Anti-CD3/anti-CD28 monoclonal antibodies or an alloantigen stimulate T cell proliferation. BD750 significantly inhibits mouse and human T cell proliferation with IC50 values of 1.1±0.2 μM and 1.3±0.2 μM respectively. In particular, BD750 inhibits T-cell proliferation without obvious cytotoxicity in vitro. Furthermore, BD750 induces cell cycle arrest at the G0/G1phase in activated T cells. In IL-2-stimulated CTLL-2 cells and primary activated T cells, BD750 inhibits cell proliferation and STAT5 phosphorylation, but not Akt or p70S6K phosphorylation. Moreover, BD750 also reduces hypersensitivity response in mice in a dose-dependent manner.

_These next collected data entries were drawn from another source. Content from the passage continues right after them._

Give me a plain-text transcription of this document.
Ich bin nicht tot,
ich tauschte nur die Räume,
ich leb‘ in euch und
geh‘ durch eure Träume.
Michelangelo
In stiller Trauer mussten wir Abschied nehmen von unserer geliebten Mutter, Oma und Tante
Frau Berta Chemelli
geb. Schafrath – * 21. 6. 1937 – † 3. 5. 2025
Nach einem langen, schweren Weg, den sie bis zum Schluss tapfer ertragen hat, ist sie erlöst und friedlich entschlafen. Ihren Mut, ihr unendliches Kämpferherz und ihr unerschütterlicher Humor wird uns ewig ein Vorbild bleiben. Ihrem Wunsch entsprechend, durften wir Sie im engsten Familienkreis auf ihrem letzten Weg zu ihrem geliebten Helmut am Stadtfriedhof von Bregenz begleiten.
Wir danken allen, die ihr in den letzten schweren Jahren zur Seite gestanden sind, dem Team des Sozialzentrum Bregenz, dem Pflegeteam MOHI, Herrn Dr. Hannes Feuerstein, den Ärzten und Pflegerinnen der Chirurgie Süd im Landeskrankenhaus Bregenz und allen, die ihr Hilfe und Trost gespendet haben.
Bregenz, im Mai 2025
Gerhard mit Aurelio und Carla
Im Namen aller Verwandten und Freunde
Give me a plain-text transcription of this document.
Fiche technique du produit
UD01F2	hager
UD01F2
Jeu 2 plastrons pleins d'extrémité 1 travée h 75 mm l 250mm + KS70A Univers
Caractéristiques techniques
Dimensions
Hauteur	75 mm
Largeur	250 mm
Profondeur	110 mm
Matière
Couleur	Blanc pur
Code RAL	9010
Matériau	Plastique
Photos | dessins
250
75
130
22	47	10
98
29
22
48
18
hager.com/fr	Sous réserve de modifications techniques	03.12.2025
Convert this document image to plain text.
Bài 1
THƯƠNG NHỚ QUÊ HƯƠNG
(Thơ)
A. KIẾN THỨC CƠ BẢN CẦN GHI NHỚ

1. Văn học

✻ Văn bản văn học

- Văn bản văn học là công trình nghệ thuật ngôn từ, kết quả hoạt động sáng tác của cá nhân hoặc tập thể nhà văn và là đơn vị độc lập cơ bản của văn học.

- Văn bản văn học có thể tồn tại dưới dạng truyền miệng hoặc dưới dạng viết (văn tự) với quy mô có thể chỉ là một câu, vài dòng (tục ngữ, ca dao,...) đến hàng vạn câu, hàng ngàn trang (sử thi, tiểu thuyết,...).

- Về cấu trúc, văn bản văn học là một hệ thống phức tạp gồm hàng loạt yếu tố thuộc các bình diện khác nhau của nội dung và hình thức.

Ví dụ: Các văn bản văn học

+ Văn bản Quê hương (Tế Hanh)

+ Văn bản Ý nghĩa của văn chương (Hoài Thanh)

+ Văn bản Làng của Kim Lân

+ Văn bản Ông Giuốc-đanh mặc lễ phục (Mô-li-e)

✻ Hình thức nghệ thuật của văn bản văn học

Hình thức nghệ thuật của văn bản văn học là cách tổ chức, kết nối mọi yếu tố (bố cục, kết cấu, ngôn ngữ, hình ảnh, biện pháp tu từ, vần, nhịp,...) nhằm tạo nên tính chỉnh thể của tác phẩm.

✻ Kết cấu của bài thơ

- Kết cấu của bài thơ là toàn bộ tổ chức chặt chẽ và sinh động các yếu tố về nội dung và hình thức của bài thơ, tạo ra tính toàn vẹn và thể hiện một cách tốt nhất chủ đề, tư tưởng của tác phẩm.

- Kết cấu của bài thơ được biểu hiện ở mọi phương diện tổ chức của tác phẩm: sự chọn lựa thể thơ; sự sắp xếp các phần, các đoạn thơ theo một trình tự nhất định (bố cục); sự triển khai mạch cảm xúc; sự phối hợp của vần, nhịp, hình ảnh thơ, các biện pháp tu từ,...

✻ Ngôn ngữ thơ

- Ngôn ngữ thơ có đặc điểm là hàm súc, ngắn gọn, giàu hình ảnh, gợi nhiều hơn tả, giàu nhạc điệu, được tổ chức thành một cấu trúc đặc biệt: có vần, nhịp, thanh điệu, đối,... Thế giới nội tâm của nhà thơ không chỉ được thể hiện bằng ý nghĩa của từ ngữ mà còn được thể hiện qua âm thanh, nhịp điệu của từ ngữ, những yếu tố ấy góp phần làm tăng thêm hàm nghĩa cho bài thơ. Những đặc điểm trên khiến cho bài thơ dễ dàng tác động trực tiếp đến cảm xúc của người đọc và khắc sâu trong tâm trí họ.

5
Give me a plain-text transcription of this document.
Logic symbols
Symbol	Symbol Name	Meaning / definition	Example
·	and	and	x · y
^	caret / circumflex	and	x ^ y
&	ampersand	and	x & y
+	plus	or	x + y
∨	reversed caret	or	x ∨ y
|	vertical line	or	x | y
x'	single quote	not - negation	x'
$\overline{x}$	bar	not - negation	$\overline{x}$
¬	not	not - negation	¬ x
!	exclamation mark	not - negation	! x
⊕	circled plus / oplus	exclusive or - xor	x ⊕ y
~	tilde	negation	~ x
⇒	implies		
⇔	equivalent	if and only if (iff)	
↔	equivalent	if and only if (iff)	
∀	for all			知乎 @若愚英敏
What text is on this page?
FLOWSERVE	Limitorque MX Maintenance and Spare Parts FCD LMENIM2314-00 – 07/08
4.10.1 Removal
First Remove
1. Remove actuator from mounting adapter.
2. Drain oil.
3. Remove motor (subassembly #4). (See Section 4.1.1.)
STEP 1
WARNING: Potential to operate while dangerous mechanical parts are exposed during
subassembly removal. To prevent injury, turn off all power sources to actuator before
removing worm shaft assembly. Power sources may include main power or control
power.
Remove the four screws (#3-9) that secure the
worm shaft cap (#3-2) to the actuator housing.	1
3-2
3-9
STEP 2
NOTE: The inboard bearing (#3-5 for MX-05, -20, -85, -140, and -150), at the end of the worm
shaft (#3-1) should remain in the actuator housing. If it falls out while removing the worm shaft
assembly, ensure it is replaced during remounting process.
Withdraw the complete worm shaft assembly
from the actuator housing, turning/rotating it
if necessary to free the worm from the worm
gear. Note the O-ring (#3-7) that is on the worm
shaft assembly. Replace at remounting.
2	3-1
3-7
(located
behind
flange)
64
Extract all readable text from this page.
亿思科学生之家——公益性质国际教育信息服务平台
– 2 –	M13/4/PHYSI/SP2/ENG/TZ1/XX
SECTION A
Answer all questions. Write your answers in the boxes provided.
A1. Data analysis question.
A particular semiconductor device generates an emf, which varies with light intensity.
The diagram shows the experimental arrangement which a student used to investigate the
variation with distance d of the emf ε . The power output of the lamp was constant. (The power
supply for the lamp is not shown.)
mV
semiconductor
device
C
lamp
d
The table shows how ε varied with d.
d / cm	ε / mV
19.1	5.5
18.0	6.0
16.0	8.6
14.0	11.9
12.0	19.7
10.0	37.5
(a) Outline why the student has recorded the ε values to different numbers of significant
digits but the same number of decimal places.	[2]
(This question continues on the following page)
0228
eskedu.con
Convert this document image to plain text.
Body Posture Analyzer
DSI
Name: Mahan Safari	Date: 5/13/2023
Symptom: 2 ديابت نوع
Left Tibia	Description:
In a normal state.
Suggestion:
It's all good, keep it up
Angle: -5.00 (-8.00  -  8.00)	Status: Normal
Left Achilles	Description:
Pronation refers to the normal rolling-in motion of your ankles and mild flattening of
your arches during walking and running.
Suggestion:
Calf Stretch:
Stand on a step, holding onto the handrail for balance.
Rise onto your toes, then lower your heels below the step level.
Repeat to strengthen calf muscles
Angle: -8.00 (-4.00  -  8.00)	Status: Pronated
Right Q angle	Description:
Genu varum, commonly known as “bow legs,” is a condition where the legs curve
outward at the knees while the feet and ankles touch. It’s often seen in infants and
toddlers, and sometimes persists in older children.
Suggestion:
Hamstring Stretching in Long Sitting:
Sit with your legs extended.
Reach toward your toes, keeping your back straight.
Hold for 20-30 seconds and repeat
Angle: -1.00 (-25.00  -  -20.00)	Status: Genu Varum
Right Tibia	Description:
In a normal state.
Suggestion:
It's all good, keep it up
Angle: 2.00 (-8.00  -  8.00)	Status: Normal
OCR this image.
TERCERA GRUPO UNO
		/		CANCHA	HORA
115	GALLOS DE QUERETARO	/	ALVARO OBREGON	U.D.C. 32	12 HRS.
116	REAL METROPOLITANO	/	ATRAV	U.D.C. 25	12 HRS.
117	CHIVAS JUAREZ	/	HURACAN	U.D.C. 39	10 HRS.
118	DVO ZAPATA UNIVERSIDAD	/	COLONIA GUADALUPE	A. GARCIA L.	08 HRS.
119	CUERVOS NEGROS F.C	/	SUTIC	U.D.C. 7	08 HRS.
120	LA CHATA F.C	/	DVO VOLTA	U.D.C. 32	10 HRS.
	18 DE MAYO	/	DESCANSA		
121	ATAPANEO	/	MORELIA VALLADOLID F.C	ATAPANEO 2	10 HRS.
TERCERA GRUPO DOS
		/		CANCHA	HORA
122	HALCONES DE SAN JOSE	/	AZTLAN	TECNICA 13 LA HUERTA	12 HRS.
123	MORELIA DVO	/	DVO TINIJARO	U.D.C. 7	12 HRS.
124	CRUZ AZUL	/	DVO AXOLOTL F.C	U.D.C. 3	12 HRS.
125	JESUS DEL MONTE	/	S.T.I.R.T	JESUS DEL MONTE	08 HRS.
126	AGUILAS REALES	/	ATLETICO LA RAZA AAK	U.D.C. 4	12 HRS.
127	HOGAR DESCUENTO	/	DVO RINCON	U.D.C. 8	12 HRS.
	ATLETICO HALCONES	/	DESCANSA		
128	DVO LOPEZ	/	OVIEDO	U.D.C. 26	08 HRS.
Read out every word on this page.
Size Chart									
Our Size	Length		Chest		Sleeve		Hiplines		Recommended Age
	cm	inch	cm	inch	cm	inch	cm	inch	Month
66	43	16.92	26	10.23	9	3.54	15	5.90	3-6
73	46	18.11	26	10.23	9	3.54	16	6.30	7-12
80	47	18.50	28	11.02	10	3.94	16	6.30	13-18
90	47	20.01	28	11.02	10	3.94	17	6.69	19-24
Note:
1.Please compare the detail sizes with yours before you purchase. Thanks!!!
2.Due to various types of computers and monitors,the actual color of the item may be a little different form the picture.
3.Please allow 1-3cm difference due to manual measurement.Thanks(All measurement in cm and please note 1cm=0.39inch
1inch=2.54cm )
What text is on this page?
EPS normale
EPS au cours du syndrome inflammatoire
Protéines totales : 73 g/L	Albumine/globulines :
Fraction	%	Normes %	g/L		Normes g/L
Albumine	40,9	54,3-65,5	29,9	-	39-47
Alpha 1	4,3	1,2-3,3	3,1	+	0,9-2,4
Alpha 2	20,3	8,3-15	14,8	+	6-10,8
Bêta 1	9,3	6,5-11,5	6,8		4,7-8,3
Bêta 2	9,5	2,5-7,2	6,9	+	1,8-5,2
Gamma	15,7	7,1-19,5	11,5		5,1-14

BD750 inhibits IL-2-induced JAK3/STAT5-dependent T cell proliferation. BD750 has the potential to be a lead compound for the design and development of new immunosuppressants for preventing graft rejection and treating autoimmune diseases. Treatment with increased concentrations (0.625, 2.5, and 10 μM) of BD750 increases the percentages of T cells at the G0/G1 phase. BD750 inhibits cell proliferation and STAT5 phosphorylation in IL-2-stimulated CTLL-2 cells and primary activated T cells. Treatment with BD750 induces tolerogenic dendritic cells (tolDC). The tolDC inhibits pro-inflammatory T cell immunity in vitro and in vivo.
In summary, BD750 is a safe and effective inhibitor of T cell-mediated inflammation in vivo. Potentially, BD750 acts as a lead compound for the design and development of new immunosuppressants for the prevention of graft rejection and autoimmune diseases.